Does the Prompt-based Large Language Model Recognize Students' Demographics and Introduce Bias in Essay Scoring?
Kaixun Yang, Mladen Raković, Dragan Gašević, Guanliang Chen
TL;DR
The paper examines whether prompt-based LLMs used for Automated Essay Scoring can infer student demographics from essays and how such inferences relate to scoring bias. Using GPT-4o on the PERSUADE 2.0 corpus, the authors design prompts to predict gender and first-language background and to score essays, then analyze the relationship between demographic predictability and scoring fairness via inverse-probability-weighted regression. They find that LLMs can infer demographics with high accuracy for L1 and substantial accuracy for gender when predictions are definitive, and that scoring bias is more pronounced when the model correctly predicts L1—especially harming non-native speakers—while gender bias remains largely insignificant. The work suggests that demographic cues are embedded in prompt-based AES and that debiasing in prompt-based settings may require strategies beyond standard fine-tuning, such as careful prompt design and sample diversity. Overall, the study highlights fairness concerns in prompt-based AES and provides a framework to quantify and address demographic-related scoring biases in educational NLP applications.
Abstract
Large Language Models (LLMs) are widely used in Automated Essay Scoring (AES) due to their ability to capture semantic meaning. Traditional fine-tuning approaches required technical expertise, limiting accessibility for educators with limited technical backgrounds. However, prompt-based tools like ChatGPT have made AES more accessible, enabling educators to obtain machine-generated scores using natural-language prompts (i.e., the prompt-based paradigm). Despite advancements, prior studies have shown bias in fine-tuned LLMs, particularly against disadvantaged groups. It remains unclear whether such biases persist or are amplified in the prompt-based paradigm with cutting-edge tools. Since such biases are believed to stem from the demographic information embedded in pre-trained models (i.e., the ability of LLMs' text embeddings to predict demographic attributes), this study explores the relationship between the model's predictive power of students' demographic attributes based on their written works and its predictive bias in the scoring task in the prompt-based paradigm. Using a publicly available dataset of over 25,000 students' argumentative essays, we designed prompts to elicit demographic inferences (i.e., gender, first-language background) from GPT-4o and assessed fairness in automated scoring.
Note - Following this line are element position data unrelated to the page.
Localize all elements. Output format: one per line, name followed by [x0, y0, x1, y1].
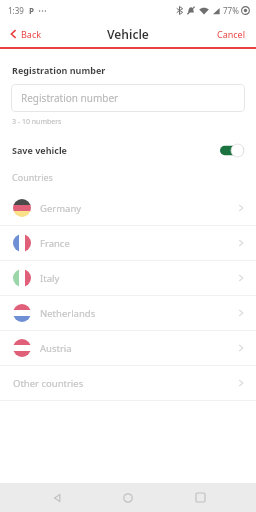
button[interactable]: Back	[0, 24, 52, 44]
button[interactable]: Save vehicle	[0, 139, 256, 161]
staticText: 77%	[223, 5, 239, 16]
staticText: Registration number	[21, 91, 119, 105]
staticText: Vehicle	[107, 26, 149, 42]
button[interactable]: Home	[113, 483, 143, 512]
button[interactable]: Austria	[0, 331, 256, 365]
staticText: Other countries	[13, 377, 84, 390]
button[interactable]: France	[0, 226, 256, 260]
staticText: Netherlands	[40, 307, 96, 320]
button[interactable]: Other countries	[0, 366, 256, 400]
staticText: France	[40, 237, 70, 250]
button[interactable]: Registration number	[11, 84, 245, 112]
button[interactable]: Back	[42, 483, 72, 512]
staticText: Save vehicle	[12, 144, 67, 156]
button[interactable]: Recents	[185, 483, 215, 512]
staticText: Germany	[40, 202, 82, 215]
button[interactable]: Netherlands	[0, 296, 256, 330]
staticText: Registration number	[12, 64, 106, 76]
staticText: Countries	[12, 171, 53, 183]
staticText: P	[29, 5, 34, 16]
staticText: Cancel	[217, 28, 246, 40]
staticText: 1:39	[8, 5, 24, 16]
button[interactable]: Italy	[0, 261, 256, 295]
staticText: 3 - 10 numbers	[12, 117, 62, 127]
staticText: Austria	[40, 342, 72, 355]
staticText: Back	[21, 28, 42, 40]
staticText: Italy	[40, 272, 60, 285]
button[interactable]: Cancel	[207, 24, 256, 44]
button[interactable]: Germany	[0, 191, 256, 225]
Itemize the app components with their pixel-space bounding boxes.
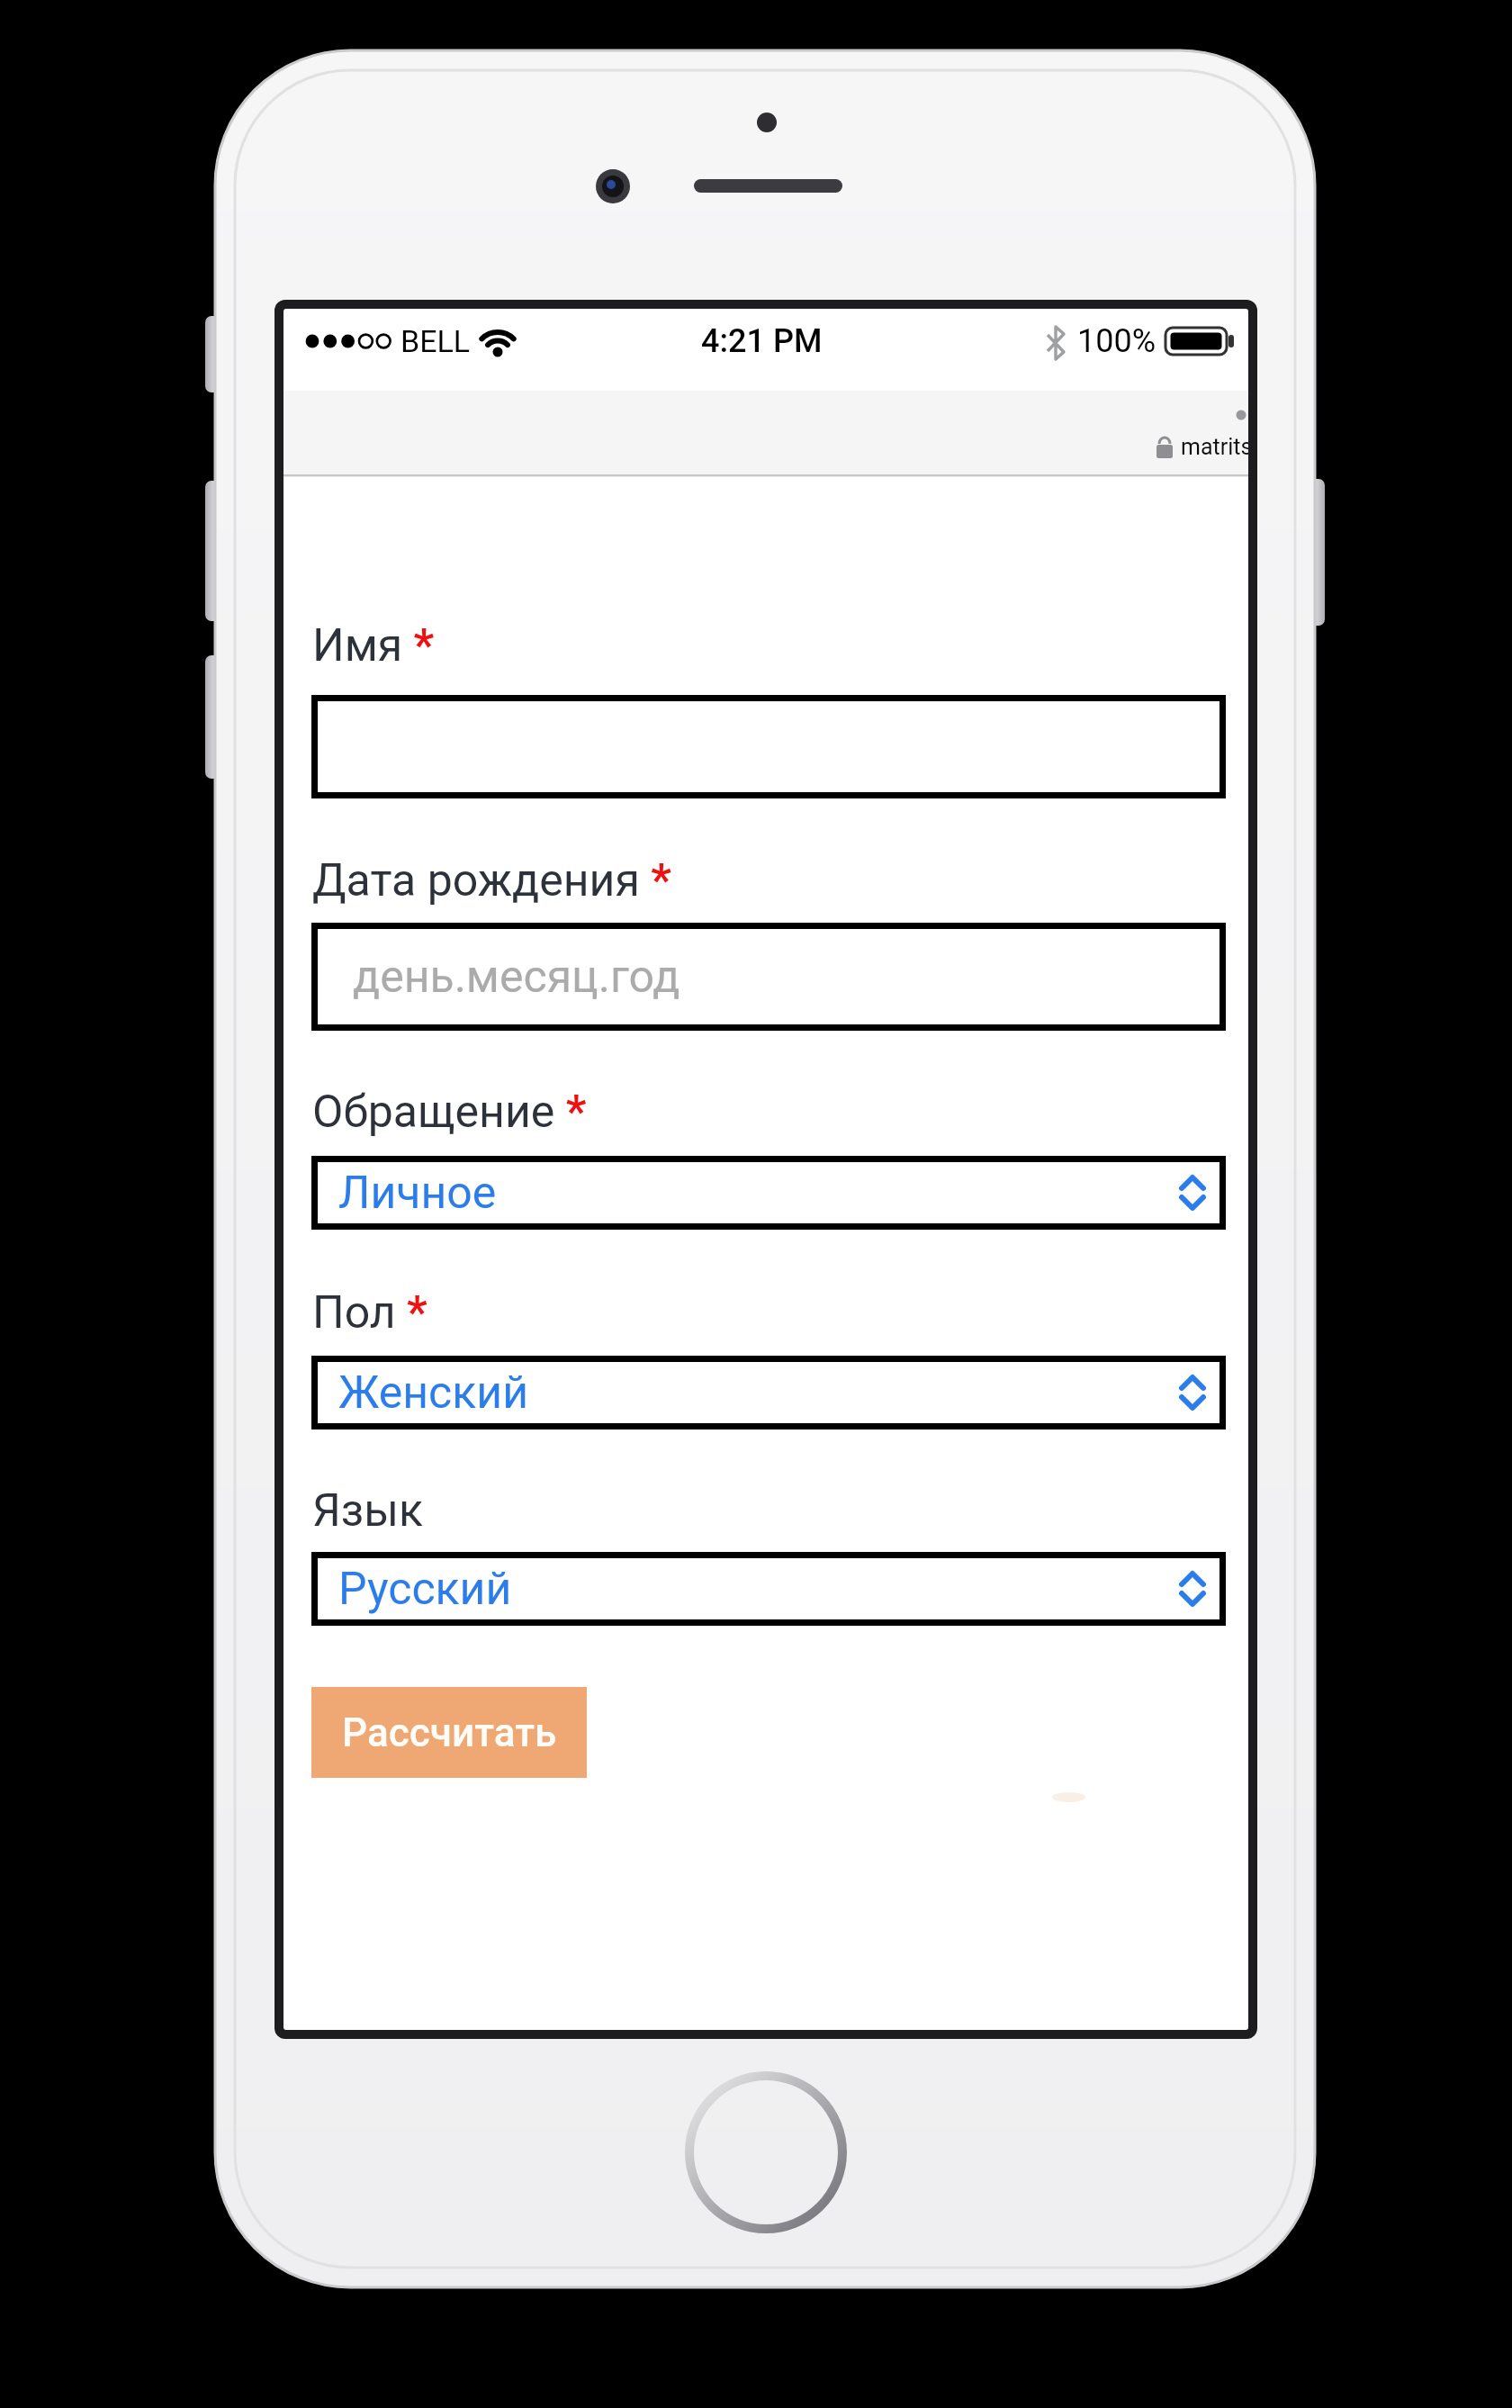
button[interactable]: Женский [311, 1356, 1226, 1429]
staticText: Личное [338, 1167, 497, 1220]
button[interactable]: Русский [311, 1552, 1226, 1626]
button[interactable]: Личное [311, 1156, 1226, 1230]
staticText: Имя * [312, 619, 435, 672]
staticText: Пол * [312, 1286, 428, 1339]
button[interactable]: день.месяц.год [311, 923, 1226, 1031]
staticText: Обращение * [312, 1086, 587, 1139]
staticText: Женский [338, 1366, 529, 1420]
staticText: BELL [400, 323, 471, 359]
staticText: Русский [338, 1563, 512, 1616]
staticText: Язык [312, 1484, 424, 1538]
staticText: matritsa [1181, 434, 1248, 460]
staticText: 100% [1077, 322, 1156, 360]
button[interactable] [311, 695, 1226, 798]
button[interactable]: Рассчитать [311, 1687, 587, 1778]
staticText: день.месяц.год [353, 951, 680, 1004]
staticText: 4:21 PM [701, 322, 823, 360]
staticText: Рассчитать [342, 1709, 557, 1756]
staticText: Дата рождения * [312, 854, 671, 907]
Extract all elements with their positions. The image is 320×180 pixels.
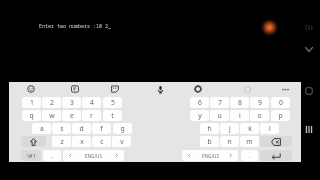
button[interactable]: z [52, 136, 71, 147]
button[interactable]: 7 [210, 97, 229, 108]
staticText: n [227, 137, 232, 146]
button[interactable]: y [190, 110, 209, 121]
staticText: p [278, 111, 283, 120]
staticText: f [100, 124, 103, 133]
staticText: k [248, 124, 252, 133]
staticText: 4 [90, 98, 94, 107]
staticText: h [207, 124, 212, 133]
staticText: d [79, 124, 84, 133]
button[interactable]: t [103, 110, 122, 121]
button[interactable]: 5 [103, 97, 122, 108]
button[interactable]: Privacy [241, 83, 253, 95]
button[interactable]: 4 [82, 97, 101, 108]
button[interactable]: More options [279, 83, 291, 95]
button[interactable]: d [72, 123, 91, 134]
staticText: z [60, 137, 64, 146]
staticText: x [80, 137, 84, 146]
button[interactable]: 1 [22, 97, 41, 108]
button[interactable]: Record [260, 18, 279, 37]
staticText: 0 [279, 98, 283, 107]
staticText: o [257, 111, 262, 120]
staticText: , [51, 152, 53, 160]
staticText: 5 [111, 98, 115, 107]
staticText: ENG/US [202, 153, 219, 159]
button[interactable]: 9 [250, 97, 269, 108]
button[interactable]: Home [302, 84, 316, 98]
button[interactable]: 0 [271, 97, 290, 108]
staticText: 1 [30, 98, 34, 107]
button[interactable]: m [240, 136, 259, 147]
button[interactable]: a [32, 123, 51, 134]
button[interactable]: Back [302, 42, 316, 56]
button[interactable]: k [240, 123, 259, 134]
button[interactable]: Shift [21, 136, 46, 147]
staticText: v [120, 137, 124, 146]
button[interactable]: q [22, 110, 41, 121]
staticText: ENG/US [85, 153, 102, 159]
button[interactable]: r [82, 110, 101, 121]
staticText: e [70, 111, 74, 120]
staticText: 3 [70, 98, 74, 107]
staticText: 6 [198, 98, 202, 107]
button[interactable]: Voice input [154, 83, 166, 95]
button[interactable]: 2 [42, 97, 61, 108]
button[interactable]: Emoji [25, 83, 37, 95]
button[interactable]: u [210, 110, 229, 121]
staticText: 8 [238, 98, 242, 107]
staticText: i [239, 111, 241, 120]
staticText: r [90, 111, 93, 120]
button[interactable]: h [200, 123, 219, 134]
staticText: s [60, 124, 64, 133]
staticText: . [249, 152, 251, 160]
button[interactable]: l [260, 123, 279, 134]
staticText: 7 [218, 98, 222, 107]
button[interactable]: c [92, 136, 111, 147]
staticText: a [40, 124, 44, 133]
button[interactable]: w [42, 110, 61, 121]
staticText: t [111, 111, 114, 120]
staticText: !#1 [27, 152, 36, 160]
staticText: 9 [258, 98, 262, 107]
staticText: q [29, 111, 34, 120]
staticText: u [217, 111, 222, 120]
button[interactable]: n [220, 136, 239, 147]
button[interactable]: v [112, 136, 131, 147]
staticText: b [207, 137, 212, 146]
staticText: y [198, 111, 202, 120]
button[interactable]: Enter [260, 150, 292, 161]
button[interactable]: s [52, 123, 71, 134]
button[interactable]: Recent apps [302, 20, 316, 34]
button[interactable]: ENG/US [182, 150, 238, 161]
staticText: m [246, 137, 253, 146]
button[interactable]: 8 [230, 97, 249, 108]
button[interactable]: . [241, 150, 258, 161]
button[interactable]: x [72, 136, 91, 147]
button[interactable]: o [250, 110, 269, 121]
staticText: Enter two numbers :10 2_ [39, 23, 112, 30]
button[interactable]: Settings [192, 83, 204, 95]
staticText: 2 [50, 98, 54, 107]
button[interactable]: !#1 [21, 150, 41, 161]
staticText: w [49, 111, 55, 120]
button[interactable]: 6 [190, 97, 209, 108]
staticText: c [100, 137, 104, 146]
button[interactable]: p [271, 110, 290, 121]
button[interactable]: 3 [62, 97, 81, 108]
staticText: l [269, 124, 271, 133]
button[interactable]: i [230, 110, 249, 121]
staticText: g [120, 124, 125, 133]
button[interactable]: Backspace [260, 136, 292, 147]
staticText: j [229, 124, 231, 133]
button[interactable]: f [92, 123, 111, 134]
button[interactable]: e [62, 110, 81, 121]
button[interactable]: , [43, 150, 61, 161]
button[interactable]: ENG/US [63, 150, 124, 161]
button[interactable]: Clipboard [69, 83, 81, 95]
button[interactable]: b [200, 136, 219, 147]
button[interactable]: g [113, 123, 132, 134]
button[interactable]: Stickers [109, 83, 121, 95]
button[interactable]: Menu [302, 122, 316, 136]
button[interactable]: j [220, 123, 239, 134]
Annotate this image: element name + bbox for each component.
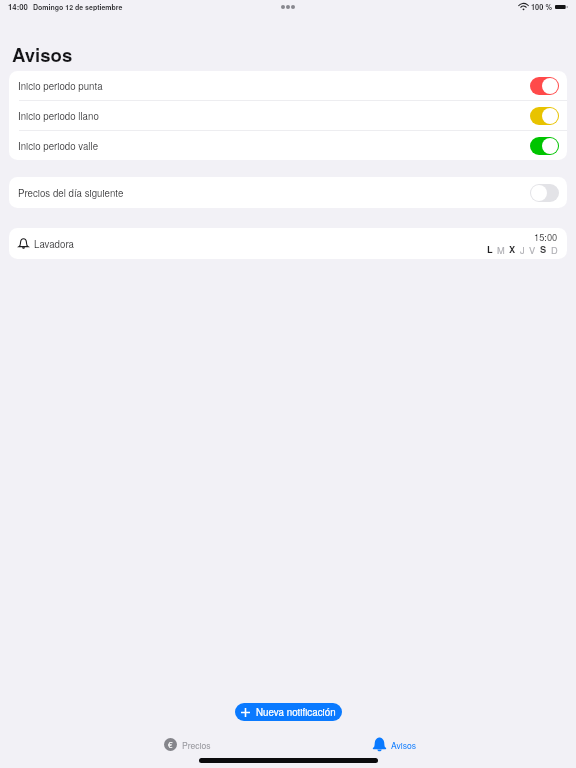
button[interactable]: Nueva notificación [235,703,342,721]
staticText: 15:00 [534,230,558,243]
staticText: L [487,243,493,256]
staticText: Inicio periodo punta [18,79,103,93]
button[interactable]: Precios del día siguiente [9,177,567,208]
staticText: Nueva notificación [256,705,336,719]
staticText: Domingo 12 de septiembre [33,2,123,12]
staticText: € [168,739,173,750]
staticText: Precios del día siguiente [18,186,124,200]
staticText: Avisos [391,739,417,751]
staticText: Precios [182,739,211,751]
button[interactable]: Lavadora [9,228,567,259]
button[interactable]: Inicio periodo llano [9,101,567,130]
button[interactable]: Inicio periodo punta [9,71,567,100]
staticText: Avisos [12,41,73,68]
staticText: M [497,243,505,256]
staticText: Inicio periodo valle [18,139,99,153]
staticText: S [540,243,547,256]
staticText: V [529,243,536,256]
button[interactable]: Activado [530,107,559,125]
staticText: X [509,243,516,256]
staticText: D [551,243,558,256]
button[interactable]: Avisos [370,735,420,754]
button[interactable]: Desactivado [530,184,559,202]
button[interactable]: Activado [530,77,559,95]
button[interactable]: € [161,736,214,753]
staticText: J [520,243,525,256]
staticText: 14:00 [8,1,28,12]
staticText: Lavadora [34,237,74,251]
staticText: Inicio periodo llano [18,109,99,123]
button[interactable]: Inicio periodo valle [9,131,567,160]
button[interactable]: Activado [530,137,559,155]
staticText: 100 % [531,2,552,13]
Then we conducted multivariate regression analysis to explore the impact of the model's ability to predict demographics on its scoring outcomes. Our findings revealed that (i) prompt-based LLMs can somewhat infer students' demographics, particularly their first-language backgrounds, from their essays; (ii) scoring biases are more pronounced when the LLM correctly predicts students' first-language background than when it does not; and (iii) scoring error for non-native English speakers increases when the LLM correctly identifies them as non-native.